Objective
We assessed implementation of the 10-item Patient-Reported Outcomes Measurement Information System (PROMIS) physical function form (PF-10a) in routine practice in a racially and ethnically diverse population with rheumatoid arthritis (RA). Objectives were to determine feasibility of implementing PF-10a in the electronic health record (EHR) and PF-10a validity and longitudinal responsiveness.Methods
Clinical and demographic data were abstracted from EHRs for all RA patients seen at a university-based rheumatology clinic between February 2013 and February 2015. We evaluated floor and ceiling (edge) effects and construct validity of PF-10a in a subgroup of patients with Health Assessment Questionnaire (HAQ) scores (n = 189). We used linear mixed-effects models to assess responsiveness of PF-10a to longitudinal changes in the Clinical Disease Activity Index (CDAI) for patients in the entire clinical cohort, with both scores recorded on at least 2 encounters (n = 326).Results
Half of the patients were nonwhite, and 15% were non-English speakers.

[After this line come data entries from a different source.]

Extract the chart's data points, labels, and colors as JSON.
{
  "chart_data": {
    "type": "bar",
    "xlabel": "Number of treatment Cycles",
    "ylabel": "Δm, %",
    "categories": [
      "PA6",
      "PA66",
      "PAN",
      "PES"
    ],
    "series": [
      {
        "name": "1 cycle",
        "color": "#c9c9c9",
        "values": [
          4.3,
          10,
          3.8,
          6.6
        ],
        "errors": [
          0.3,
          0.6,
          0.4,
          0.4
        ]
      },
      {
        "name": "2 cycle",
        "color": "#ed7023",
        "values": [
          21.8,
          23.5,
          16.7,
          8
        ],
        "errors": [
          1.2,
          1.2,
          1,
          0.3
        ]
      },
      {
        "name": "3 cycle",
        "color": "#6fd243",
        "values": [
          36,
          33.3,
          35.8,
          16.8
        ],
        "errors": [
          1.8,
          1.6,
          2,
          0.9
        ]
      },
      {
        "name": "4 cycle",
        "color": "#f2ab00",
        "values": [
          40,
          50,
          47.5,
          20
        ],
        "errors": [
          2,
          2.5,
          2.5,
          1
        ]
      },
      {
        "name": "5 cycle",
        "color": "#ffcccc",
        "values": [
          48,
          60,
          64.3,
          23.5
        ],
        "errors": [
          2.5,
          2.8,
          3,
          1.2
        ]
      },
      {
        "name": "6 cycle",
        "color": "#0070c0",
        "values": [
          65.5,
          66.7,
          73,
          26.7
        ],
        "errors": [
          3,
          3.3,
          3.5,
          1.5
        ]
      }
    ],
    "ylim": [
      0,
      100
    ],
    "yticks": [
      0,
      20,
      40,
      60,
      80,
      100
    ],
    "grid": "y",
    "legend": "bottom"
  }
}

Over a 2-year period, PF10a was successfully implemented; 97% of patients and 89% of encounters had at least 1 measurement performed. PF-10a had fewer ceiling (defined as best) effects than the HAQ (8% versus 22%), and convergent validity was high (r = -0.85). PF-10a was sensitive to expected differences (older versus younger patients, more versus less active disease). Longitudinal changes in PF-10a were highly associated with changes in the CDAI score (P < 0.0001).Conclusion
PF-10a was feasible to implement in a diverse RA population. It strongly correlates with the HAQ but has fewer ceiling effects and is responsive to changes in RA disease activity, suggesting its validity for use in routine clinical practice.